Si no nos lo dijese el mismo Jesucristo, ¿Quién de nosotros podría llegar a comprender el amor que ha manifestado a les criaturas, dándoles su Cuerpo adorable y su Sangre preciosa, para servir de alimento a les almas?. ¡Caso admirable! Un alma tomar cómo alimento a su Salvador... ¡y esto no una sola vez, sino cuántas le plazca!... ¡Oh, abismo de amor y de bondad de Dios con sus criaturas!... Nos dice San Pablo que el Salvador, al revestirse de nuestra carne, ocultó su divinidad, y llevo su humillación hasta a anonadarse. Pero, al instituir el adorable sacramento de la Eucaristía, ha velado hasta su humanidad, dejando sólo de manifiesto las entrañas de su misericordia. ¡Ved de lo que es capaz el amor de Dios con sus criaturas!... Ningún sacramento puede ser comparado con la Sagrada Eucaristía.
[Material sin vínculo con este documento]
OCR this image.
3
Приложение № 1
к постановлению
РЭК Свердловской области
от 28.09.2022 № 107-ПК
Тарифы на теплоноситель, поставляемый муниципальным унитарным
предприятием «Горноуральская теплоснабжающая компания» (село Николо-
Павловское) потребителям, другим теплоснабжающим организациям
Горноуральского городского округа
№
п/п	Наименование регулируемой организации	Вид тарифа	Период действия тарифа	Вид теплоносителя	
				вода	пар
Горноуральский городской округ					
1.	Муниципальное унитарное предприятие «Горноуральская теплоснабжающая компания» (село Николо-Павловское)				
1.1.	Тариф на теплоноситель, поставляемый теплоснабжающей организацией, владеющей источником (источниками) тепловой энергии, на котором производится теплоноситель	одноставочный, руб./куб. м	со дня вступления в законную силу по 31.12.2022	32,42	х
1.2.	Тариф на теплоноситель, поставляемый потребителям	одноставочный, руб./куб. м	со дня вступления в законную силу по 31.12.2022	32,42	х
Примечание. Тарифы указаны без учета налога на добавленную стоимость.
Es cierto que en el Bautismo recibimos la cualidad de hijos de Dios Y, de consiguiente, nos hacemos participantes de su eterno reino; en la Penitencia, se nos curan las llagas del alma y volvemos a la amistad de Dios; pero en el adorable sacramento de la Eucaristía, no solamente recibimos la aplicación de su Sangre preciosa, sino además al mismo autor de la gracia. Nos dice San Juan que Jesucristo «habiendo amado a los hombres hasta el fin»( Ioan., XIII, 1), halló el medio de subir al cielo sin dejar la tierra; tomo el pan en sus santas y venerables manos, lo bendijo y lo transformó en su Cuerpo; tomo el vino y lo transformó en su Sangre preciosa, y, en la persona de sus apóstoles, transmitió a todos los sacerdotes la facultad de obrar el mismo milagro cuántas veces pronunciasen las mismas palabras, a fin de que, por este prodigio de amor, pudiese permanecer entre nosotros, servirnos de alimento, acompañarnos y consolarnos. «Aquel, nos dice, que come mi carne y bebe mi sangre, vivirá eternamente; pero aquel que no coma mi carne ni beba mi sangre, no tendrá la vida eterna» (Ioan., VI, 54-55.). ¡Oué felicidad la de un cristiano, aspirar a un tan grande honor cómo es el alimentarse con el pan de los Ángeles!... Pero ¡ay!, ¡cuan pocos comprenden esto!... Si comprendiésemos la magnitud de la dicha que nos cabe al recibir a Jesucristo, ¿no nos esforzaríamos continuamente en merecerla?. Para daros una idea de la grandeza de aquella dicha, voy a exponeros: 1.° Cuán grande sea la felicidad del que recibe a Jesucristo en la Sagrada Comunión, y 2.° Los frutos que de la misma hemos de sacar.
I.-Todos sabéis que la primera disposición para
recibir dignamente este gran sacramento, es la de examinar la conciencia,
después de haber implorado las luces del Espíritu Santo; y confesar después los
pecados, con todas las circunstancias que puedan agravarlos o cambiar de
especie, declarándolos tal cómo Dios los dará a conocer el día en que nos
juzgue. Hemos de concebir, además, un gran dolor de haberlos cometido, y hemos
de estar dispuestos a sacrificarlo todo, antes que volverlos a cometer.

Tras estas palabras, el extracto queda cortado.